Nella scia della polemica contro le riduzioni in senso pragmatista avallate dalla scuola dei sofisti, con Platone e più tardi con Aristotele la ricerca razionale intorno alle strutture portanti della realtà si sistematizzò in una teologia “naturale” che rivendicava il diritto di presentarsi come superamento critico delle religioni folklorizzate e come approdo a una “filosofia prima” ribattezzata, dalle generazioni successive ad Aristotele, in termini di “metafisica”.
Secondo Jaeger, è stato questo il vettore principale di sviluppo del lato più nobile e fecondo dell’umanesimo antico. La sua promozione del logos come via di accesso alla verità più profonda delle cose ha impregnato lo scenario in cui, più tardi, avvenne l’espansione della nuova forma di culto della verità germogliata dal retroterra ebraico. I maestri del cristianesimo delle origini si allearono ai filosofi greci per dare piena credibilità al loro messaggio dirompente, che scardinava le religioni antiche, e si può arrivare così a sostenere che, per “conquistare il mondo civilizzato” nella sua universalità, “il cristianesimo prese dalla teologia greca la forma razionale e dottrinale della propria teologia” (teologia per altro radicalmente rinnovata nel suo contenuto: teologia rivelata e reindirizzata come via di decifrazione dei misteri della salvezza, non più semplicemente frutto dell’elaborazione in chiave profetica della ragione umana).
Lo sfondamento della sophia antica nella dimensione del sovrasensibile che porta a compimento il desiderio dell’io non generato dalle sue forze autonome (un io dipendente: in ultima istanza, creato) ha continuato ad alimentare ciclici fenomeni di risveglio lungo tutta la storia successiva dei due millenni cristiani. Nella ricostruzione di Jaeger, la riemergenza forse più straordinaria del dialogo tra l’annuncio della fede e gli strumenti di comprensione della totalità del reale offerti dalla filosofia della tradizione classica coincise con la rinascita del XII-XIII secolo.
In forte anticipo rispetto al Rinascimento della storiografia laica otto-novecentesca, la riscoperta del patrimonio dei testi di Aristotele e di altri esponenti di primo piano della scienza enciclopedica della civiltà greca e latina, con l’accostamento diretto alla loro lettera che dilatava sensibilmente la mediazione fino ad allora consentita dal filtro della cultura araba, creò i presupposti nel cui quadro il genio di Tommaso d’Aquino e altri pensatori del suo calibro poterono cimentarsi nell’allestimento di un nuovo sistema onnicomprensivo di pensiero in cui si fondevano, nell’unità della loro pur netta distinzione, ragione umana, filosofia, scienza del mondo “fisico” e apertura alla verità dell’Assoluto incardinata nella redenzione di Cristo.
Dante è il testimone autorevole che documenta come questo edificio costruito sull’alleanza tra fede e filosofia umana sia stato il grembo di una chiamata alla conversione di ogni soggetto umano.
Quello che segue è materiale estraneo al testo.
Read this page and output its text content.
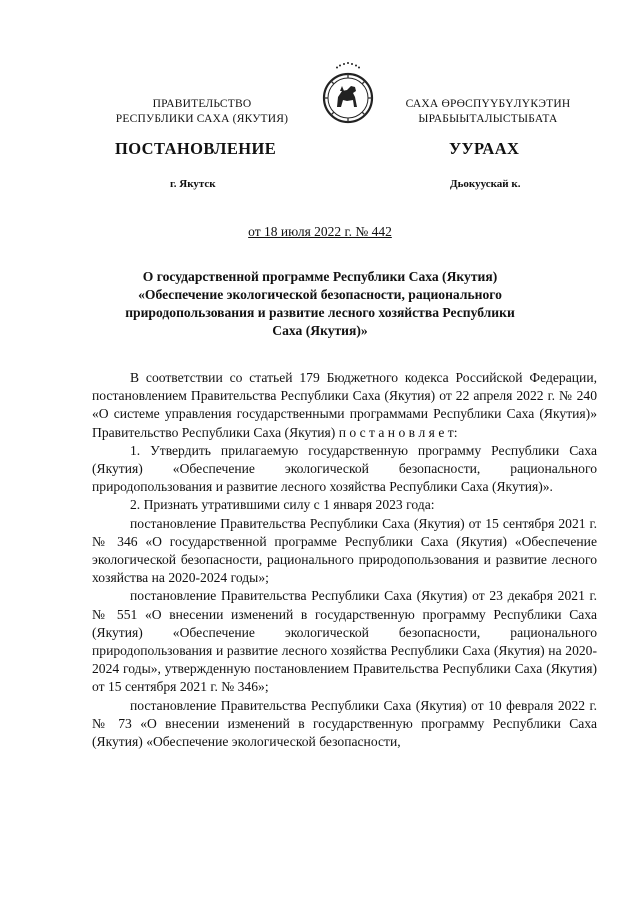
ПРАВИТЕЛЬСТВО
РЕСПУБЛИКИ САХА (ЯКУТИЯ)
САХА ӨРӨСПҮҮБҮЛҮКЭТИН
ЫРАБЫЫТАЛЫСТЫБАТА
ПОСТАНОВЛЕНИЕ	УУРААХ
г. Якутск	Дьокуускай к.
от 18 июля 2022 г. № 442
О государственной программе Республики Саха (Якутия)
«Обеспечение экологической безопасности, рационального
природопользования и развитие лесного хозяйства Республики
Саха (Якутия)»

В соответствии со статьей 179 Бюджетного кодекса Российской Федерации, постановлением Правительства Республики Саха (Якутия) от 22 апреля 2022 г. № 240 «О системе управления государственными программами Республики Саха (Якутия)» Правительство Республики Саха (Якутия) п о с т а н о в л я е т:

1. Утвердить прилагаемую государственную программу Республики Саха (Якутия) «Обеспечение экологической безопасности, рационального природопользования и развитие лесного хозяйства Республики Саха (Якутия)».

2. Признать утратившими силу с 1 января 2023 года:

постановление Правительства Республики Саха (Якутия) от 15 сентября 2021 г. № 346 «О государственной программе Республики Саха (Якутия) «Обеспечение экологической безопасности, рационального природопользования и развитие лесного хозяйства на 2020-2024 годы»;

постановление Правительства Республики Саха (Якутия) от 23 декабря 2021 г. № 551 «О внесении изменений в государственную программу Республики Саха (Якутия) «Обеспечение экологической безопасности, рационального природопользования и развитие лесного хозяйства Республики Саха (Якутия) на 2020-2024 годы», утвержденную постановлением Правительства Республики Саха (Якутия) от 15 сентября 2021 г. № 346»;

постановление Правительства Республики Саха (Якутия) от 10 февраля 2022 г. № 73 «О внесении изменений в государственную программу Республики Саха (Якутия) «Обеспечение экологической безопасности,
Il primato da riconoscere era quello della sua parentela con una matrice divina. Ricentrare la vita personale e il consorzio sociale su questo legame era l’unica sorgente affidabile della possibilità per l’uomo di “etternarsi” (Inferno, XV, 85).
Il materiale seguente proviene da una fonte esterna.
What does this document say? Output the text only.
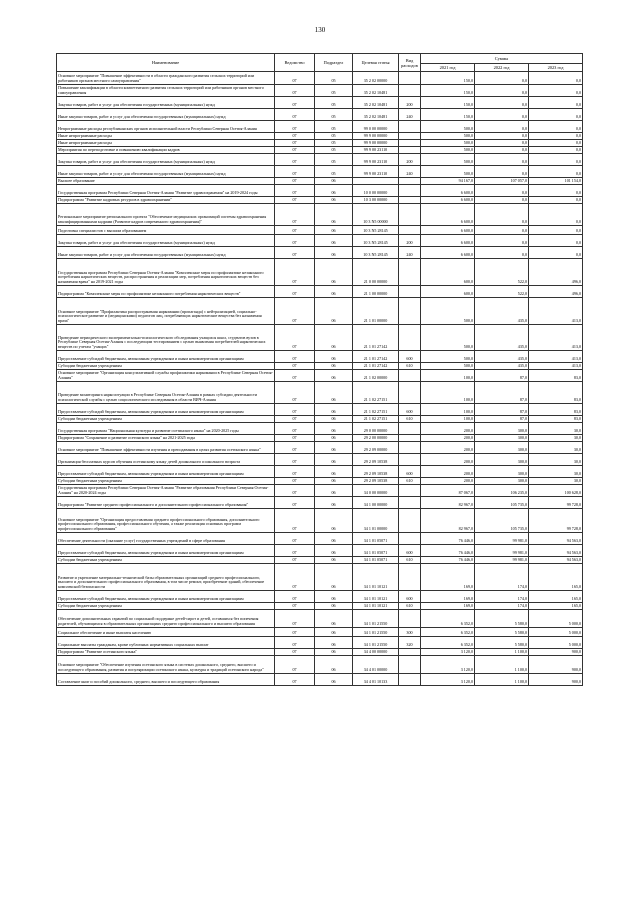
130
Наименование	Ведомство	Подраздел	Целевая статья	Вид расходов	Суммы		
					2021 год	2022 год	2023 год
Основное мероприятие "Повышение эффективности в области гражданского развития сельских территорий или работников органов местного самоуправления"	07	05	35 2 02 00000		150,0	0,0	0,0
Повышение квалификации в области компетентного развития сельских территорий или работников органов местного самоуправления	07	05	35 2 02 10481		150,0	0,0	0,0
Закупка товаров, работ и услуг для обеспечения государственных (муниципальных) нужд	07	05	35 2 02 10481	200	150,0	0,0	0,0
Иные закупки товаров, работ и услуг для обеспечения государственных (муниципальных) нужд	07	05	35 2 02 10481	240	150,0	0,0	0,0
Непрограммные расходы республиканских органов исполнительной власти Республики Северная Осетия-Алания	07	05	99 0 00 00000		500,0	0,0	0,0
Иные непрограммные расходы	07	05	99 9 00 00000		500,0	0,0	0,0
Иные непрограммные расходы	07	05	99 9 00 00000		500,0	0,0	0,0
Мероприятия по переподготовке и повышению квалификации кадров	07	05	99 9 00 23110		500,0	0,0	0,0
Закупка товаров, работ и услуг для обеспечения государственных (муниципальных) нужд	07	05	99 9 00 23110	200	500,0	0,0	0,0
Иные закупки товаров, работ и услуг для обеспечения государственных (муниципальных) нужд	07	05	99 9 00 23110	240	500,0	0,0	0,0
Высшее образование	07	06			94 167,0	107 057,0	101 154,0
Государственная программа Республики Северная Осетия-Алания "Развитие здравоохранения" на 2019-2024 годы	07	06	10 0 00 00000		6 600,0	0,0	0,0
Подпрограмма "Развитие кадровых ресурсов в здравоохранении"	07	06	10 3 00 00000		6 600,0	0,0	0,0
Региональное мероприятие регионального проекта "Обеспечение медицинских организаций системы здравоохранения квалифицированными кадрами (Развитие кадров современного здравоохранения)"	07	06	10 3 N5 00000		6 600,0	0,0	0,0
Подготовка специалистов с высшим образованием	07	06	10 3 N5 28145		6 600,0	0,0	0,0
Закупка товаров, работ и услуг для обеспечения государственных (муниципальных) нужд	07	06	10 3 N5 28145	200	6 600,0	0,0	0,0
Иные закупки товаров, работ и услуг для обеспечения государственных (муниципальных) нужд	07	06	10 3 N5 28145	240	6 600,0	0,0	0,0
Государственная программа Республики Северная Осетия-Алания "Комплексные меры по профилактике незаконного потребления наркотических веществ, распространения и реализации мер, потребления наркотических веществ без назначения врача" на 2019-2021 годы	07	06	21 0 00 00000		600,0	522,0	496,0
Подпрограмма "Комплексные меры по профилактике незаконного потребления наркотических веществ"	07	06	21 1 00 00000		600,0	522,0	496,0
Основное мероприятие "Профилактика распространения наркомании (пропаганда) с нейтрализацией, социально-психологическое развитие и (медицинскими) педагогов лиц, потребляющих наркотические вещества без назначения врача"	07	06	21 1 01 00000		500,0	435,0	413,0
Проведение периодического экспериментально-психологического обследования учащихся школ, студентов вузов в Республике Северная Осетия-Алания с последующим тестированием с целью выявления потребителей наркотических веществ по учетам "учащих"	07	06	21 1 01 27142		500,0	435,0	413,0
Предоставление субсидий бюджетным, автономным учреждениям и иным некоммерческим организациям	07	06	21 1 01 27142	600	500,0	435,0	413,0
Субсидии бюджетным учреждениям	07	06	21 1 01 27142	610	500,0	435,0	413,0
Основное мероприятие "Организация консультативной службы профилактики наркомании в Республике Северная Осетия-Алания"	07	06	21 1 02 00000		100,0	87,0	83,0
Проведение мониторинга наркоситуации в Республике Северная Осетия-Алания в рамках субсидии деятельности психологической службы с целью социологического исследования в области ВИЧ-Алания	07	06	21 1 02 27151		100,0	87,0	83,0
Предоставление субсидий бюджетным, автономным учреждениям и иным некоммерческим организациям	07	06	21 1 02 27151	600	100,0	87,0	83,0
Субсидии бюджетным учреждениям	07	06	21 1 02 27151	610	100,0	87,0	83,0
Государственная программа "Национальная культура и развитие осетинского языка" на 2020-2025 годы	07	06	29 0 00 00000		200,0	300,0	30,0
Подпрограмма "Сохранение и развитие осетинского языка" на 2021-2025 годы	07	06	29 2 00 00000		200,0	300,0	30,0
Основное мероприятие "Повышение эффективности изучения и преподавания в целях развития осетинского языка"	07	06	29 2 09 00000		200,0	300,0	30,0
Организация бесплатных курсов обучения осетинскому языку детей дошкольного и школьного возраста	07	06	29 2 09 10538		200,0	300,0	30,0
Предоставление субсидий бюджетным, автономным учреждениям и иным некоммерческим организациям	07	06	29 2 09 10538	600	200,0	300,0	30,0
Субсидии бюджетным учреждениям	07	06	29 2 09 10538	610	200,0	300,0	30,0
Государственная программа Республики Северная Осетия-Алания "Развитие образования Республики Северная Осетия-Алания" на 2020-2024 годы	07	06	34 0 00 00000		87 067,0	106 235,0	100 628,0
Подпрограмма "Развитие среднего профессионального и дополнительного профессионального образования"	07	06	34 1 00 00000		82 967,0	105 735,0	99 728,0
Основное мероприятие "Организация предоставления среднего профессионального образования, дополнительного профессионального образования, профессионального обучения, а также реализация основных программ профессионального образования"	07	06	34 1 01 00000		82 967,0	105 735,0	99 728,0
Обеспечение деятельности (оказание услуг) государственных учреждений в сфере образования	07	06	34 1 01 05071		76 446,0	99 981,0	94 563,0
Предоставление субсидий бюджетным, автономным учреждениям и иным некоммерческим организациям	07	06	34 1 01 05071	600	76 446,0	99 981,0	94 563,0
Субсидии бюджетным учреждениям	07	06	34 1 01 05071	610	76 446,0	99 981,0	94 563,0
Развитие и укрепление материально-технической базы образовательных организаций среднего профессионального, высшего и дополнительного профессионального образования, в том числе ремонт, приобретение зданий, обеспечение комплексной безопасности	07	06	34 1 01 10121		169,0	174,0	165,0
Предоставление субсидий бюджетным, автономным учреждениям и иным некоммерческим организациям	07	06	34 1 01 10121	600	169,0	174,0	165,0
Субсидии бюджетным учреждениям	07	06	34 1 01 10121	610	169,0	174,0	165,0
Обеспечение дополнительных гарантий по социальной поддержке детей-сирот и детей, оставшихся без попечения родителей, обучающимся в образовательных организациях среднего профессионального и высшего образования	07	06	34 1 01 21550		6 352,0	5 580,0	5 000,0
Социальное обеспечение и иные выплаты населению	07	06	34 1 01 21550	300	6 352,0	5 580,0	5 000,0
Социальные выплаты гражданам, кроме публичных нормативных социальных выплат	07	06	34 1 01 21550	320	6 352,0	5 580,0	5 000,0
Подпрограмма "Развитие осетинского языка"	07	06	34 4 00 00000		3 120,0	1 100,0	900,0
Основное мероприятие "Обеспечение изучения осетинского языка в системах дошкольного, среднего, высшего и последующего образования, развития и популяризации осетинского языка, культуры и традиций осетинского народа"	07	06	34 4 01 00000		3 120,0	1 100,0	900,0
Составление книг и пособий дошкольного, среднего, высшего и последующего образования	07	06	34 4 01 10133		3 120,0	1 100,0	900,0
L’adesione alla fede cristiana portava a piena realizzazione l’aspettativa di conoscenza del “Dio ignoto” alimentata dal senso religioso degli antichi, diventando l’architrave di una nuova prospettiva di civiltà. Più solida e credibile di quella immaginata da Platone nella sua Repubblica e nelle Leggi, ma che proclamava ancora di potersi fondare sull’ascolto della voce magistrale della ragione, spalancata alla globalità delle sue implicazioni più autentiche e radicali.